Sink in my hands and work the clay
Long ago and far away, I thought I could not be a mom, much less a good mom. That while I could be a mother, that mom would not be me. There was something nurturing about it, something of giving over one’s self, something treacly and saccharine, something fundamentally at odds with my persona. So many of the messages we get about what a good mother is- self-sacrificing, creative in the domestic sense, pastel perfect, organized- are so at odds with me. I could not see myself smiling and laughing off a kitchen disaster, having perfectly ordered bins of craft materials, smilingly brushing back hair from a fevered brow or singing just the right song to take a small mind off a skinned knee. I saw myself as a wire monkey mother, completely incapable of providing soft and squishy mommy comfort.
We had a parent project to do, and I put it off as long as possible. We had to write you a ‘love letter’ telling you why we love being your parents, to be posted in the hallway. And I delayed, and squirmed, and chafed, and I could not figure out why. As I sat there staring at the lined heart shape, waiting to be filled with meticulous print that you could read instead of cursive, I was blank. How can I explain to you in words you can grasp how much we love you, and why? How can I express it to you in ways that won’t make the other parents look at you more askance than they already do, my mop-haired little energy ball?

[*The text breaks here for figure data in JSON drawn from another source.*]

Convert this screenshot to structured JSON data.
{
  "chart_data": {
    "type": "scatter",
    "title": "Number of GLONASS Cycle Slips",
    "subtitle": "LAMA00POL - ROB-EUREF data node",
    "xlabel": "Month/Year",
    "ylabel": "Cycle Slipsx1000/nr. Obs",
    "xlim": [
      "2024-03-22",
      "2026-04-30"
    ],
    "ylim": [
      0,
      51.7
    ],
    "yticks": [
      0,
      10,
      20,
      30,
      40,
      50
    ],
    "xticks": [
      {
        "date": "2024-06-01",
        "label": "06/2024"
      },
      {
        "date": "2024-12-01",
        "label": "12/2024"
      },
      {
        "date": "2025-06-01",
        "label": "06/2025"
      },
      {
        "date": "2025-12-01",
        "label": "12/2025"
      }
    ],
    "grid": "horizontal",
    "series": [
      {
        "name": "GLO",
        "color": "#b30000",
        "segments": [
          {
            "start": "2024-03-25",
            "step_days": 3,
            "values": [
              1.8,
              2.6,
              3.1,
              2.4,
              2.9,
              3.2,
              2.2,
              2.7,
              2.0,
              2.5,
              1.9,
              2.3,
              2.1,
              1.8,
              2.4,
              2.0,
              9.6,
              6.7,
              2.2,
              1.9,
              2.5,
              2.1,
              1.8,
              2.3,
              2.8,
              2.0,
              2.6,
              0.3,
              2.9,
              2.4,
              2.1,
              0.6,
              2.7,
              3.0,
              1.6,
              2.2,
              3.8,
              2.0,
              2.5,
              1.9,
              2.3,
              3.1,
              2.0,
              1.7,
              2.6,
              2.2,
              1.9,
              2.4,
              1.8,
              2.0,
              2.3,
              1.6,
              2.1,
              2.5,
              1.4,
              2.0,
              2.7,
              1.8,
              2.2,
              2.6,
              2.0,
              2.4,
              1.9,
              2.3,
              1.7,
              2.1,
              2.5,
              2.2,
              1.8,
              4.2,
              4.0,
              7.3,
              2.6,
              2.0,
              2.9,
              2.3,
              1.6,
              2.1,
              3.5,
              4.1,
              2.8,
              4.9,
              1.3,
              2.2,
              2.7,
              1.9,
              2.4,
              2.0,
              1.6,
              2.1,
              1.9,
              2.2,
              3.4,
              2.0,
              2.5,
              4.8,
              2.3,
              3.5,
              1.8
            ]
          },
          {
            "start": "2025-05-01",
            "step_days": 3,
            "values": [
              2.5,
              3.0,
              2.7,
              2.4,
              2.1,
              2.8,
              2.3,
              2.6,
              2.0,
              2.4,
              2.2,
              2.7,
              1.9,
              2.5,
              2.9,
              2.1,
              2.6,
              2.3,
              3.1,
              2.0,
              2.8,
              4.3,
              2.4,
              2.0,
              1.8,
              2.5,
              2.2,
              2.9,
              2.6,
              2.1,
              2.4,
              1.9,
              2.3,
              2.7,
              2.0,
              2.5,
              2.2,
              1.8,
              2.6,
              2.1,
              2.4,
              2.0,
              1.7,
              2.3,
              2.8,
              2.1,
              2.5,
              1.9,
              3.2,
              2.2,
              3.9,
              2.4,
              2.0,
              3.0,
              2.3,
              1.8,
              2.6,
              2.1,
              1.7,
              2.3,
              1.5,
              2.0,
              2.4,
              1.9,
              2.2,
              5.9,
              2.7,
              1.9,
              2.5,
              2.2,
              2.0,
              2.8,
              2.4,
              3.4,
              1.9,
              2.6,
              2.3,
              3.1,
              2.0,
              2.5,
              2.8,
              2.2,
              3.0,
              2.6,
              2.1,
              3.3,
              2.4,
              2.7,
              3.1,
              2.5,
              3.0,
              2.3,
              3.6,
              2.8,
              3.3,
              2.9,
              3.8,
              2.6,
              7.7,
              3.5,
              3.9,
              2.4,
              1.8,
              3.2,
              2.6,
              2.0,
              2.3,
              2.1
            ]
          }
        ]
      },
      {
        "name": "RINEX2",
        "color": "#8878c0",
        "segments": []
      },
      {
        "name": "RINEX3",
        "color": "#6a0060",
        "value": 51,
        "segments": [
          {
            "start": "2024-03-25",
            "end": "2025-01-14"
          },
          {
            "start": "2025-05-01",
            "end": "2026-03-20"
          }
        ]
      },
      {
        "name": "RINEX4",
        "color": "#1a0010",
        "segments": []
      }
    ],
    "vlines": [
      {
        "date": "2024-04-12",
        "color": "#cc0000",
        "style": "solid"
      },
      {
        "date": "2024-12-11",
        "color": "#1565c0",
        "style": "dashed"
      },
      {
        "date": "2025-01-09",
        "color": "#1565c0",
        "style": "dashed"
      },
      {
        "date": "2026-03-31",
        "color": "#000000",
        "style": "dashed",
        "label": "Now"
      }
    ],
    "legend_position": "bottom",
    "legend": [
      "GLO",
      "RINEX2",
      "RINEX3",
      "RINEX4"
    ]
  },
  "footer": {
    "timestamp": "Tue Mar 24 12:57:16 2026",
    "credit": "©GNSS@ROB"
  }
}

You let me be me. Never once have you looked at me and asked me to be the mom I’m not. You haven’t asked for kid’s music. You haven’t asked for kid’s cuisine. You throw your arms wide and welcome the world your dad and I love. We bounce on your bed and sing ‘Fireflies’ at the top of our lungs. You take my lessons of gender equality in stride. You don’t ace me out of things because I’m a girl. You do tell me when not to look at your computer screen or the book you’re reading because it has spiders and you know I hate spiders not because I’m a girl but because well I just don’t like them. You love my very grown up cooking and delight in watching grown up science shows and cooking shows (in addition to a roster of brain melting kid oriented pablum, natch).
I love you because you are brilliant, and because you are so very smart your challenges to me are because you can understand and you do think deeply, whether it’s about math or history, about religious intolerance or racial injustice, and not that you are merely happy to get a day off of school for MLK Jr. Day and I have to struggle to get you to understand why he was important. Your brain fascinates me, as you work like a normal kid to figure out the order of the world- from house to neighborhood, town to state, state to country, country to continent, continents to earth- yet at the same time you are deeply interested in the revolutionary and civil wars. I love that you are 6 years old and can bloody well remember that both those wars occurred and that they were DIFFERENT, which gives you a leg up on some 20% of high school students according to the test data. I love that you never made me remember a bajillion species of dinosaurs. I love your kindness, and compassion, your devotion to your friends and your awareness of the world and needs beyond your own little sphere.
Someone told me, when I was pregnant, that you would be the ultimate clay I would work. But now, as I reflect on why I love you, little man, I would argue that in raising you I am shaping myself. You make me better, Sean, and not ’someone else’, and I love you for it.